Got to love the folks who simply can't understand separating engineering perspectives of a fuel and the government side of it. I just wanted to know why the hate of ethanol from AN ENGINEERING PERSPECTIVE.
From an engineering perspective only:
a) corrosion- ethanol itself has significant corrosion issues in pure state to most metals and swells many rubber like gasket materials. Add ethanol to fuels and some of these corrosion issues remain. The rate of corrosion is slowed but over time, well it only takes one weak point in the fuel system and there can be troubles.
b) affinity towards water. Pure ethanol won’t be pure ethanol for long if kept in an open or even a vented container - it will absorb water from the relative humidity in air.
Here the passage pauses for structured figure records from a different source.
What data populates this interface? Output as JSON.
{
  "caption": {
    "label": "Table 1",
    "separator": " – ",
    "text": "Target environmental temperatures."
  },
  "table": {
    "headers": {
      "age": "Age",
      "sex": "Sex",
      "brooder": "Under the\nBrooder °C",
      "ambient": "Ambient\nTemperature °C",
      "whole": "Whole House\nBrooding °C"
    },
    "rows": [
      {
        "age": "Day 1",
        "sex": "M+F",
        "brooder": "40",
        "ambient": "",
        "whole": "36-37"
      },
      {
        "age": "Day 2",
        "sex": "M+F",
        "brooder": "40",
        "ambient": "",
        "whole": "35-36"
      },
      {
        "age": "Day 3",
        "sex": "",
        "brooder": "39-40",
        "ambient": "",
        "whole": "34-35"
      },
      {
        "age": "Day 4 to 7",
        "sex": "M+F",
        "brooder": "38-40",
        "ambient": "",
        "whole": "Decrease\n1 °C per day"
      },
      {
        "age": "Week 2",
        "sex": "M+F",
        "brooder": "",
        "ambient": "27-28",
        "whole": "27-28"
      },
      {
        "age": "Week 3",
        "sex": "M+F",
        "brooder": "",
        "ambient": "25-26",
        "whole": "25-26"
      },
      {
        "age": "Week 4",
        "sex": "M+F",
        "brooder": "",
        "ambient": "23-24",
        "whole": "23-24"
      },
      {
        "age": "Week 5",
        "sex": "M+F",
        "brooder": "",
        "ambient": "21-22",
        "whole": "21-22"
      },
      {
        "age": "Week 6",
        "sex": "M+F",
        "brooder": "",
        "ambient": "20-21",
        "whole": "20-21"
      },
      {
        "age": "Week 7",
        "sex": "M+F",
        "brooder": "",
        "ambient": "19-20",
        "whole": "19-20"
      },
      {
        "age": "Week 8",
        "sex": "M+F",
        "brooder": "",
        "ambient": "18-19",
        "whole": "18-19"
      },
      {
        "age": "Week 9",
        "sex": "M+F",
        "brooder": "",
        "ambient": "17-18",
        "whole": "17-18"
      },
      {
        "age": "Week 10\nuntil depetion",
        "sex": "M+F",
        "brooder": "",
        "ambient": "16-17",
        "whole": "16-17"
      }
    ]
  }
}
Add ethanol to fuel and you are likely adding water to the fuel too. Fortunately (?) the ethanol keeps the water in the gas solution and it usually doesn’t fall out as free water. But solubility of water in gas is a function of temperature so if the E85 gets colder then some limit you might have water falling out of solution. That water can freeze and then POW! a chunk of ice plugs up the fuel injection nozzle and well you know where that gets you.
c) sustainability and environmental considerations - Yes, the carbon from burning ethanol is does not increase the carbon in the atmosphere since the carbon came from photosynthesis using the CO2 naturally in air. However, the energy used to manufacture the farm fertilizers, run the farm equipment, process corn it in the production plant and transport the ethanol to blending sites etc. comes from fossil fuels. Ethanol is sold to the public as some kind of savior since it (pure corn derived ethanol) is carbon cycle neutral. That is a deception the Ethanol proponents are aware of but go out of the way to not correct.
The problem is that the government chose to ignore these engineering issues and sell the sizzle and ignore the smoke.